Mickey Goldsen, founder of Criterion Music Corp., which published such hits as Don Ho’s “Tiny Bubbles,” Lee Hazlewood’s “These Boots Are Made for Walkin’ ” and Jackson Browne’s “Doctor My Eyes,” died Wednesday at his home in Encino. He was 99.
Goldsen was Criterion’s CEO for all 61 of the company’s years. Before that, he ran Capitol Records’ publishing unit in the late 1940s. In 1977, he established the Association of Independent Music Publishers and served as its first president.
After Capitol Records went public in 1948, Goldsen became sole owner of Capitol Songs when he purchased shares in the firm from songwriters Johnny Mercer and Buddy DeSylva and others. He transformed Capitol Songs into Criterion in 1950, naming it after a Broadway theater.

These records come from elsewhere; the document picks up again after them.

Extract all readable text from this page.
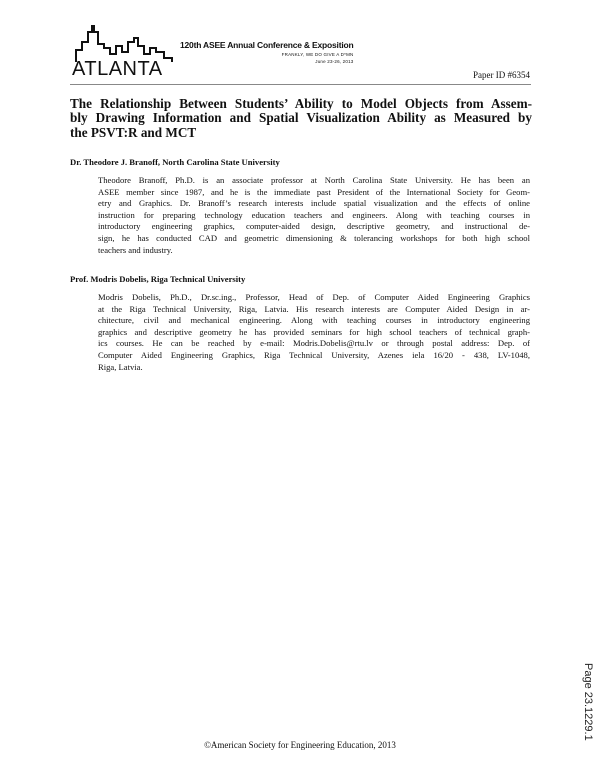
ATLANTA
120th ASEE Annual Conference & Exposition
FRANKLY, WE DO GIVE A D*MN
June 23-26, 2013
Paper ID #6354
The Relationship Between Students’ Ability to Model Objects from Assem-
bly Drawing Information and Spatial Visualization Ability as Measured by
the PSVT:R and MCT
Dr. Theodore J. Branoff, North Carolina State University
Theodore Branoff, Ph.D. is an associate professor at North Carolina State University. He has been an
ASEE member since 1987, and he is the immediate past President of the International Society for Geom-
etry and Graphics. Dr. Branoff’s research interests include spatial visualization and the effects of online
instruction for preparing technology education teachers and engineers. Along with teaching courses in
introductory engineering graphics, computer-aided design, descriptive geometry, and instructional de-
sign, he has conducted CAD and geometric dimensioning & tolerancing workshops for both high school
teachers and industry.
Prof. Modris Dobelis, Riga Technical University
Modris Dobelis, Ph.D., Dr.sc.ing., Professor, Head of Dep. of Computer Aided Engineering Graphics
at the Riga Technical University, Riga, Latvia. His research interests are Computer Aided Design in ar-
chitecture, civil and mechanical engineering. Along with teaching courses in introductory engineering
graphics and descriptive geometry he has provided seminars for high school teachers of technical graph-
ics courses. He can be reached by e-mail: Modris.Dobelis@rtu.lv or through postal address: Dep. of
Computer Aided Engineering Graphics, Riga Technical University, Azenes iela 16/20 - 438, LV-1048,
Riga, Latvia.
Page 23.1229.1
©American Society for Engineering Education, 2013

The Brooklyn-born Goldsen built Criterion with pop hits from the likes of Frank Sinatra and Tony Bennett. Goldsen purchased the Charlie Parker catalog in the late 1950s and later grew fond of Pacific Islander music, publishing “Tiny Bubbles” and “Pearly Shells,” both recorded by Ho in the ’60s. Goldsen is a member of the Hawaiian Music Hall of Fame.
He hooked up with Duane Eddy collaborator Hazlewood, and Criterion published “These Boots Are Made for Walkin’,” a No. 1 hit for Nancy Sinatra in 1966. “Doctor My Eyes,” which Browne wrote and performed, reached No. 8 on the Billboard Hot 100 in 1972.
The company later established a country stronghold with such songwriters as Lyle Lovett and Roseanne Cash.
Survivors include son Bo, the president of Criterion; daughter Eileen, the owner of French Fried Music, a music publisher in Paris; daughter Nancy; seven grandchildren; and five great-grandchildren. His wife of 63 years, Adeline, died in 1998.
Services will be held at 1 p.m. Monday at Eden Memorial Park in Mission Hills, Calif.